Il existe des conceptions erronées sur les disciplines spirituelles dans la recherche du vrai soi. Certains les comprennent comme un combat pour se délivrer de l'âme centrée sur l'ego. D'autres les confondent avec des sentiments intérieurs d'apathie, d'indignité ou d'absence de sens donné à la vie, qu’ils ont transféré d'un passé douloureux dans une pratique spirituelle.
Essayer de se débarrasser de l'ego, de purifier, de déraciner ou de supprimer les désirs, la colère, etc. c’est s’aliéner. Pire encore, et qui va avec cela, est la notion que notre corps, notre mental, notre ego seraient, en quelque sorte, pécheurs, sales et faux. De là, transformer les émotions, les pensées et la personnalité est très important selon le vedānta.
Comment notre pratique peut-elle nous aider à développer un sentiment sain et complet de notre âme individuelle ? Comment parvenir à notre âme réelle ? Il y a plusieurs aspects de ce processus à comprendre. Notre sentiment initial de l'âme, ou la force positive de l'ego, vient de notre développement antérieur. Le tempérament que nous avons à la naissance, ou les saṁskāra (tendances), sont formés par les réactions antérieures et les reflets qui viennent de l'environnement de notre enfance et qui créent le sentiment de ce que nous devrions être. Une personnalité positive se développe avec des parents positifs. Puis, ce sens initial du soi est renforcé par les professeurs, l'école, notre condition sociale et le prolongement de la vie familiale. Le sentiment habituel d'une âme positive se développe grâce à la répétition de ces conditions. Cela signifie libérer de l'énergie pour des rapports constructifs et authentiques avec l'âme.
Une fois cela réalisé, la tâche suivante consistera à développer notre personnalité, notre sagesse, notre force, nos aptitudes et notre compassion. Ces qualités nous amèneront, grâce au calme du cœur et à l'ouverture du mental, à la découverte de notre âme réelle.
Maintenant posons-nous cette question : comment pouvons-nous connaître notre âme réelle ?
Voici la réponse : c’est possible par la pratique de certaines disciplines ou en donnant une impulsion à notre esprit intérieur. Même pour vivre une vie de bien, transparente et saine, dans ce monde rempli de tellement d’attraits et de distractions, nous avons besoin de développer notre pouvoir intérieur. Comment pouvons-nous le faire ?
Nous devons discipliner notre corps, notre parole et notre mental.
Il existe certaines disciplines personnelles qui sont prescrites par la religion et se rapportent au corps et au mental. Le secret de la réussite réside donc dans la pratique correcte de ces disciplines qui affectent favorablement notre système psychophysique tout entier.
La première discipline, selon le vedānta, consiste à contrôler le corps par l’adoration de Dieu ou des forces cosmiques. Dans ce monde relatif, Dieu et les forces cosmiques sont interdépendants. Ils s’entretiennent l’un l’autre. L’homme offre son adoration à Dieu et ainsi le nourrit. En retour, Dieu se charge du bien-être des hommes. Qu’est-ce que l’adoration ? C’est la réponse de la créature au créateur, du limité à l’illimité, du conditionné à l’inconditionné. Comme telle, l’adoration a plusieurs niveaux d’expression. La créature étant, malheureusement, incarnée dans un corps, l’adoration requiert une discipline du corps. Sans maintenir le corps en bon ordre, on ne peut pratiquer l’adoration.
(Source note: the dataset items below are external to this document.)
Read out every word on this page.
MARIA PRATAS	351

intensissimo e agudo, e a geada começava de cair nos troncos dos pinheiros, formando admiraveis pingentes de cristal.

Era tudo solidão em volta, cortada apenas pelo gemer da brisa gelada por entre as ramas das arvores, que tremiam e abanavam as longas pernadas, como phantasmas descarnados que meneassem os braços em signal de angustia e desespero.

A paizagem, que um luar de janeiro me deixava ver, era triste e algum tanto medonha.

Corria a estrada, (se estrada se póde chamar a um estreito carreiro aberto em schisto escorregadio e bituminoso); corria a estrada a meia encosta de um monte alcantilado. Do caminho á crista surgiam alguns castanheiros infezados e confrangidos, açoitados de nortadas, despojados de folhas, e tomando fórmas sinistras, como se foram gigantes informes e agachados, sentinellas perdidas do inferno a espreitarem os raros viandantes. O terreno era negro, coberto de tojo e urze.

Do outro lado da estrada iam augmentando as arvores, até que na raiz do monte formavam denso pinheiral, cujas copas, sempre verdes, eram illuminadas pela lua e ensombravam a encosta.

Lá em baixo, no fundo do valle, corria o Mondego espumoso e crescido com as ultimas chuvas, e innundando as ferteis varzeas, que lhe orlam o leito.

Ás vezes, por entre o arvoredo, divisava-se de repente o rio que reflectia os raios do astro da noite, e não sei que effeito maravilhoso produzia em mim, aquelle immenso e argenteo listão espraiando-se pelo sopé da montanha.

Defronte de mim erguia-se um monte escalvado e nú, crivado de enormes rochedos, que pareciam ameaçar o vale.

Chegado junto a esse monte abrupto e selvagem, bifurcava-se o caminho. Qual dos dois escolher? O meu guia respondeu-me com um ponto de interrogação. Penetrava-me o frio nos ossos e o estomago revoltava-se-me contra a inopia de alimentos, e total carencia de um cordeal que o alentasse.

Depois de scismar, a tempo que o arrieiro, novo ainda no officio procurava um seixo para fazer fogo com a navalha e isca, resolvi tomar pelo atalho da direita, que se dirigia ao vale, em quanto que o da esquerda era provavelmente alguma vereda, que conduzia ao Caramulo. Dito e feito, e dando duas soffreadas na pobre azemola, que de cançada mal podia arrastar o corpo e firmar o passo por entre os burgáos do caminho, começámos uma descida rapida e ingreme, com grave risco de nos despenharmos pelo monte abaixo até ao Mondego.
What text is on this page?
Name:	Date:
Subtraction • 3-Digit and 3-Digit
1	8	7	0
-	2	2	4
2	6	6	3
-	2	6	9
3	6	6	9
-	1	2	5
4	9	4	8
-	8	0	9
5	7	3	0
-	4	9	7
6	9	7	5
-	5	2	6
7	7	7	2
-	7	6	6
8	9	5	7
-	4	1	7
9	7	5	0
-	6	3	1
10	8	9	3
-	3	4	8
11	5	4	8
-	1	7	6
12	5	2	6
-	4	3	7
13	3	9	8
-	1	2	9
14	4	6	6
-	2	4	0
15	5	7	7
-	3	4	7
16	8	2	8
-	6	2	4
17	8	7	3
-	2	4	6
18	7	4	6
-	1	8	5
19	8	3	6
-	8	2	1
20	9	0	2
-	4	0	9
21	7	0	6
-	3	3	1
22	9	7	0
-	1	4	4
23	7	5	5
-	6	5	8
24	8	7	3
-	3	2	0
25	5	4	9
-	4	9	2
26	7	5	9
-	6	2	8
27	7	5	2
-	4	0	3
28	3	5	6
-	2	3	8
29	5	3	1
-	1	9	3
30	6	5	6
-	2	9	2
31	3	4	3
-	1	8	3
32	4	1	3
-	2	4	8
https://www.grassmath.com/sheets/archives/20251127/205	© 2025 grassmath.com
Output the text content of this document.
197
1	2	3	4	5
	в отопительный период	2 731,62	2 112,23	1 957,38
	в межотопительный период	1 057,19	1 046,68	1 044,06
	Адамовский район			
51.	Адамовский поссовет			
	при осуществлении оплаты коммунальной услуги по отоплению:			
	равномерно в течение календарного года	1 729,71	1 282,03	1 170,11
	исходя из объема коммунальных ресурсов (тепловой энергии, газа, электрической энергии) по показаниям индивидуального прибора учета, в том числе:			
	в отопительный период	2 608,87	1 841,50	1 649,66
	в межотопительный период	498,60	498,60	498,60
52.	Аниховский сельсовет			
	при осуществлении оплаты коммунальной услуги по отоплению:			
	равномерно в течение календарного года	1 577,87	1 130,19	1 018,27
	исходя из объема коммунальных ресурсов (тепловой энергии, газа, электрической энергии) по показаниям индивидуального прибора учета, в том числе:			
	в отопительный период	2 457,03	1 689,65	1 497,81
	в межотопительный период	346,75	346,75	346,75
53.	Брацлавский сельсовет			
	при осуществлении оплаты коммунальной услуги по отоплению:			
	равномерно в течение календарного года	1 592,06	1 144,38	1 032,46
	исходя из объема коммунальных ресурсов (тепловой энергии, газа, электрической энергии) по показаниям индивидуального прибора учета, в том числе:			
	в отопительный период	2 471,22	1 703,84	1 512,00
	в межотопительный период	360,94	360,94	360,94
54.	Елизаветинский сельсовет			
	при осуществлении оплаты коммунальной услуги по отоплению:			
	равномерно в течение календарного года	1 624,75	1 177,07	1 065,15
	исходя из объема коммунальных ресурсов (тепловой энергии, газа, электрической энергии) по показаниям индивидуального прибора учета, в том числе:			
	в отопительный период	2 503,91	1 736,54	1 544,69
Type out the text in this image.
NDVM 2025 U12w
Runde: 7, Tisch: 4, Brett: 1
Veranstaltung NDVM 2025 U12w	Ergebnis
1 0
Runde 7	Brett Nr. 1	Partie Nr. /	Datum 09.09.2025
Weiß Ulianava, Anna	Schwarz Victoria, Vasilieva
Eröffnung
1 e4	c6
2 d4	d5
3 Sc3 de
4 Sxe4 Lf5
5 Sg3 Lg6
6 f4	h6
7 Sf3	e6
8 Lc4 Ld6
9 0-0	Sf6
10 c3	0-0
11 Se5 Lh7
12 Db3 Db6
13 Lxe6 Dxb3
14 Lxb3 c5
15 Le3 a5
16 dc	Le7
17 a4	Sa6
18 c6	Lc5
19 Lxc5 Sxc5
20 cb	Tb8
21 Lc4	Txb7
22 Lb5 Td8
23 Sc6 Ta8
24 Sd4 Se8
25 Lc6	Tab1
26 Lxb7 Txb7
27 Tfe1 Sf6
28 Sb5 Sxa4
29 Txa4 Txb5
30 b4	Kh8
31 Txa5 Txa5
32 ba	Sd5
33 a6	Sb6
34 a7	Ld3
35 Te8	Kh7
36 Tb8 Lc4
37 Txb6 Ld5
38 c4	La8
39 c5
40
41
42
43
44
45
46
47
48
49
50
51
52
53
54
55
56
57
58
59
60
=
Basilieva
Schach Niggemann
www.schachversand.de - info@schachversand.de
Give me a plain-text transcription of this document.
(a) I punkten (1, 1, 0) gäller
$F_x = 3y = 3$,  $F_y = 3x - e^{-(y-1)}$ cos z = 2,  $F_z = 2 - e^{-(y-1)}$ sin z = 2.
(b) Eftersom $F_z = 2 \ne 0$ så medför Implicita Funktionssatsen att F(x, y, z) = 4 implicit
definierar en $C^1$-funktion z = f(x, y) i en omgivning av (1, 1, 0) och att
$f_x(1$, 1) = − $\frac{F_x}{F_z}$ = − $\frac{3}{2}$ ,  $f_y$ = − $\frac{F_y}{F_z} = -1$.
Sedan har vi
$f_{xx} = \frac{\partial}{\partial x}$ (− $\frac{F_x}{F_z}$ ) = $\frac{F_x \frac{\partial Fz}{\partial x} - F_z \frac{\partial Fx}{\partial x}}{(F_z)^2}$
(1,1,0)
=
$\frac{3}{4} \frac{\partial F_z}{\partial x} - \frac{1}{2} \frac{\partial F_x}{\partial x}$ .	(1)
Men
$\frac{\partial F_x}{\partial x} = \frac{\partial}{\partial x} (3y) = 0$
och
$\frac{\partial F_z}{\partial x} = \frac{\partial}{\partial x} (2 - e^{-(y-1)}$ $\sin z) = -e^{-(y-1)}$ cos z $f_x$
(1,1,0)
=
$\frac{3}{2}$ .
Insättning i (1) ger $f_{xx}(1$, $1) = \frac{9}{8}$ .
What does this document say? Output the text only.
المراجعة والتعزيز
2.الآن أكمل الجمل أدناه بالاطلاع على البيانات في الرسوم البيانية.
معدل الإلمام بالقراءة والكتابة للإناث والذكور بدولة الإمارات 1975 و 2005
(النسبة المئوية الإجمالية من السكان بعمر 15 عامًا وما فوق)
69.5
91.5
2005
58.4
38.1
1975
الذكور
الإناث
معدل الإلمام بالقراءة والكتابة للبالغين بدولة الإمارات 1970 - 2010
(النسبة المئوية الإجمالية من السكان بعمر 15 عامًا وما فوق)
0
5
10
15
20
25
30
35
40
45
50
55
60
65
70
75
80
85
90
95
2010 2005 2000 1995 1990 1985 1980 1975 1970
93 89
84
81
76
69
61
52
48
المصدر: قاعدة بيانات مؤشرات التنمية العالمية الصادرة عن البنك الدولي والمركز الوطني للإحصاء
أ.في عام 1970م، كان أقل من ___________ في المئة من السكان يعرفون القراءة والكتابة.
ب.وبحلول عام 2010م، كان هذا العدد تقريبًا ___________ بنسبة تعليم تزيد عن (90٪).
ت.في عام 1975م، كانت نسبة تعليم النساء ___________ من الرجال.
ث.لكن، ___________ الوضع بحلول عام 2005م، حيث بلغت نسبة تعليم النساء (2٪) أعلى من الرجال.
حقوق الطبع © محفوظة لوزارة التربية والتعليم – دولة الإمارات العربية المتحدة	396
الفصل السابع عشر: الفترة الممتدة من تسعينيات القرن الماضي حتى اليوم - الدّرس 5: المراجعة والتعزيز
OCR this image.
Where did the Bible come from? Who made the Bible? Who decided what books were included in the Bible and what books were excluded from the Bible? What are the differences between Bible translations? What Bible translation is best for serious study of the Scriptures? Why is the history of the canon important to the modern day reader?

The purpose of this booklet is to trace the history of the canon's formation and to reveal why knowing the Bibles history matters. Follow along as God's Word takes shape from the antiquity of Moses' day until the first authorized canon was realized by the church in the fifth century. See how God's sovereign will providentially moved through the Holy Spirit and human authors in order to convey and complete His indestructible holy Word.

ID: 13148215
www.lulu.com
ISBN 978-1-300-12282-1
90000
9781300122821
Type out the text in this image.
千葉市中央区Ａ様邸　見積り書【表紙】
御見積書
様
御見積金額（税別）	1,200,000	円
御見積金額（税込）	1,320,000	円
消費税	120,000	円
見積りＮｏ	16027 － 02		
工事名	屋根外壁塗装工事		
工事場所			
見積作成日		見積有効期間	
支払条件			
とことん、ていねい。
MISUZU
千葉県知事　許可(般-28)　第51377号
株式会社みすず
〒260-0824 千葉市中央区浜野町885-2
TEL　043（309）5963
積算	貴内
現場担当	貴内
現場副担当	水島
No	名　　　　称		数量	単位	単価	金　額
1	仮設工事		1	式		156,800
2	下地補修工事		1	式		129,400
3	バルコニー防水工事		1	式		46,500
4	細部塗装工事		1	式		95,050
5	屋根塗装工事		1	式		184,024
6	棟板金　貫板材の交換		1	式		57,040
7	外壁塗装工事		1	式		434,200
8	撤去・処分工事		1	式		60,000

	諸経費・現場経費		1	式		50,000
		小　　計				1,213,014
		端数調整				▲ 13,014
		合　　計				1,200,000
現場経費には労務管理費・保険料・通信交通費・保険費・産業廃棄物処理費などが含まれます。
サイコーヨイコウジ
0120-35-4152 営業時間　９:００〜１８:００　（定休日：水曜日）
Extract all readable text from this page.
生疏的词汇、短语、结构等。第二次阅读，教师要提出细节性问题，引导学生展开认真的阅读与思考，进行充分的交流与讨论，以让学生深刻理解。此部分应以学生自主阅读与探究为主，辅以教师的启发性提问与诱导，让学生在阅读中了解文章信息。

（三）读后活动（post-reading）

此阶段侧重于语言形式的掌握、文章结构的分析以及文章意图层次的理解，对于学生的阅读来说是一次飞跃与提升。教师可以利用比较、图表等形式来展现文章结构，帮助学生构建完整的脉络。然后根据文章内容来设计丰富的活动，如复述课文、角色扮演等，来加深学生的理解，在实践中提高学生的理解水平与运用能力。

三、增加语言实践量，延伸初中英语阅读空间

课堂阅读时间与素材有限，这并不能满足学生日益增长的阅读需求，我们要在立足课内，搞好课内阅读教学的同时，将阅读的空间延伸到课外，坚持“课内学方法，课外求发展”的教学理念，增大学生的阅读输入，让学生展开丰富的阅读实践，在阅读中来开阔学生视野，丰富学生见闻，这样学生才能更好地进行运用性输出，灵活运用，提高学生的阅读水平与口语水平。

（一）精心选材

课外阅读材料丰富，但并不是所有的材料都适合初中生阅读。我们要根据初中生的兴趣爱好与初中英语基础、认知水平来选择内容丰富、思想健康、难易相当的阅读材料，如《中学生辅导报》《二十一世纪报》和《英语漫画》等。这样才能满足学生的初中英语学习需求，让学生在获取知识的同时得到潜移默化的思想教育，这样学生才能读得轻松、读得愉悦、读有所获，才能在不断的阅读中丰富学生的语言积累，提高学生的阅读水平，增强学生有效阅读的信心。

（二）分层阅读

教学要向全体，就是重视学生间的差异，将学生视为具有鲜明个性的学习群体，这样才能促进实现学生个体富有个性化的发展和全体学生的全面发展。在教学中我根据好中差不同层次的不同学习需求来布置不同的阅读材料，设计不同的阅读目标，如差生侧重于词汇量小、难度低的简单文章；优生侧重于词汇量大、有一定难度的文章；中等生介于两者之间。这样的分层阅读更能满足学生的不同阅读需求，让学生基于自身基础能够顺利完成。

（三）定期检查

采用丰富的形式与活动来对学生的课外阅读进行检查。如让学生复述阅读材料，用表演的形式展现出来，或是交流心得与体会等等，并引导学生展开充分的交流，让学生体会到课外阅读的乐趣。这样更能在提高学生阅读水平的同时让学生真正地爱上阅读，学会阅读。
Dans la méditation, le mental est l’instrument principal de l’action intérieure, mais dans l’adoration rituelle, les mouvements physiques codifiés sont de la première importance. Voilà pourquoi le corps doit être entraîné à se trouver sous le contrôle de l’âme.
Propreté, honnêteté, chasteté et non-violence sont aussi des disciplines du corps qui jouent un rôle important. Pourquoi ? Parce qu’elles demandent beaucoup d'efforts physiques sincères et de sacrifices de confort pour garder la maison propre et agréable. Une vie saine rend le mental clair. La clarté du mental est l’une des causes de la réussite.
L’honnêteté et la non-violence dépendent toutes deux de notre attitude mentale, parce qu’elles demandent le contrôle du corps et du système nerveux. La continence, physiologiquement parlant, est la conservation de l’énergie physique. Le faible ne peut pas être maître de lui-même. « Cet ātman ne peut pas être atteint par le faible », enseigne le vedānta.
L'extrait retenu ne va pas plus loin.